Scot McKnight is a widely-recognized authority on the New Testament, early Christianity, and the historical Jesus. He is the Karl A. Olsson Professor in Religious Studies at North Park University (Chicago, Illinois). A popular and witty speaker, Dr. McKnight has given radio and television interviews across the nation, and he is regularly asked to speak at local churches and educational events. Dr. McKnight obtained his doctorate at the University of Nottingham (1986).

Some observations. Of mine. He spells his name with only one t. Scot, instead of Scott. It looks a little unfinished, don’t you think? I wonder if the word snot was ever part of a childhood insult? When I see the word Scott (with two t’s) I don’t think anything, but when I see it spelled Scot (with one t) I immediately think Snot. Weird.  But he has a very cool last name. McKnight. It makes me think of a medieval warrior, cross emblazoned on his shield, preparing for battle, … but stopping first at the local tavern for a quick two-all-beef-patties-special-sauce-lettuce-cheese-pickles-onions-on-a-sesame-seed-bun. And an ale. Super-sized. To go.

Anyway. He was an interesting guy. He talked, mainly, about a couple of things. First, he presented an argument about why 20 and 30 somethings are the way the are. Namely, that they don’t go to church as much as this age group did in the past, they are less interested in religion than they are interested in things like Social Justice, and they struggle with the concept of absolute right and wrong for all people. He attributes this, in large part,  to the “self-esteem doctrine” that they have had preached to them their entire lives. Think about it. Big Bird has been telling these kids for years that they are okay, awesome in fact, and that they can do anything they want to do. So, of course, they believe it. And why would someone who is awesome just the way he is need a Saviour, or be interested in a message that tells him he is a sinner.
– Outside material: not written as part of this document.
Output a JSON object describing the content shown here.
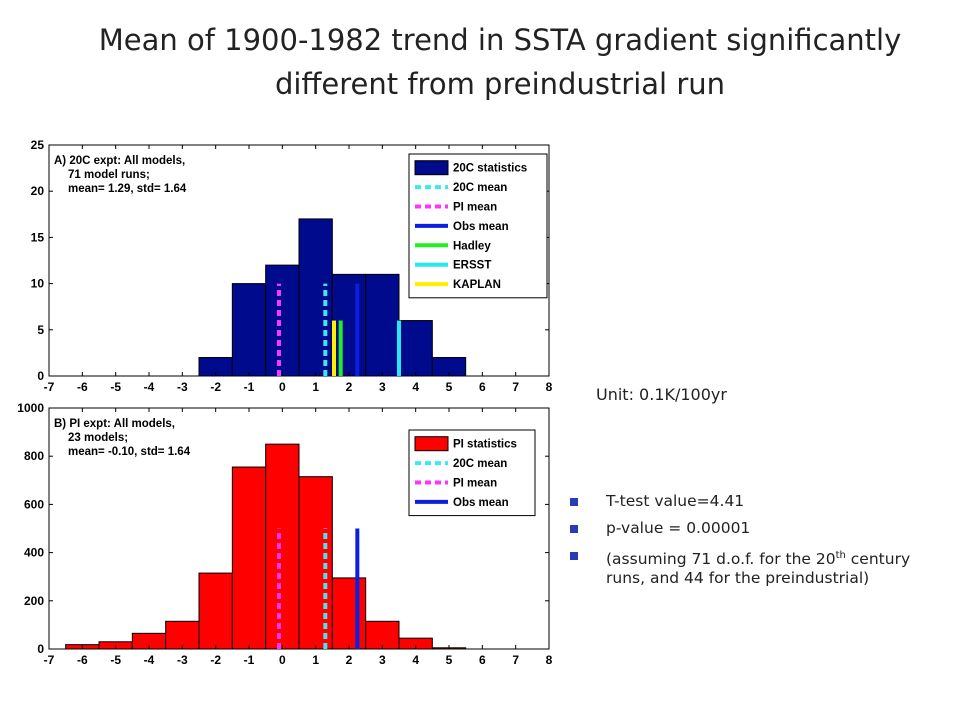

Interesting. More on this next time.

In other news, we are getting ready for a little family holiday. We have tickets to attend the Walking with Dinosaurs show in Regina on April 15. Following that, we will head for Calgary where we will leave the kids with my parents for the weekend while Lyndon and I attend the Homeschool Conference in Red Deer. I am REALLY looking forward to it. Looks like lots of interesting speakers. I’ve been researching curriculum to see what I will need to purchase for next year. The level of pleasure that I get from this kind of research is, I think, an indication of my intrinsic nerdiness. Yes, I am getting excited about the possibility of teaching my kids Plutarch next year.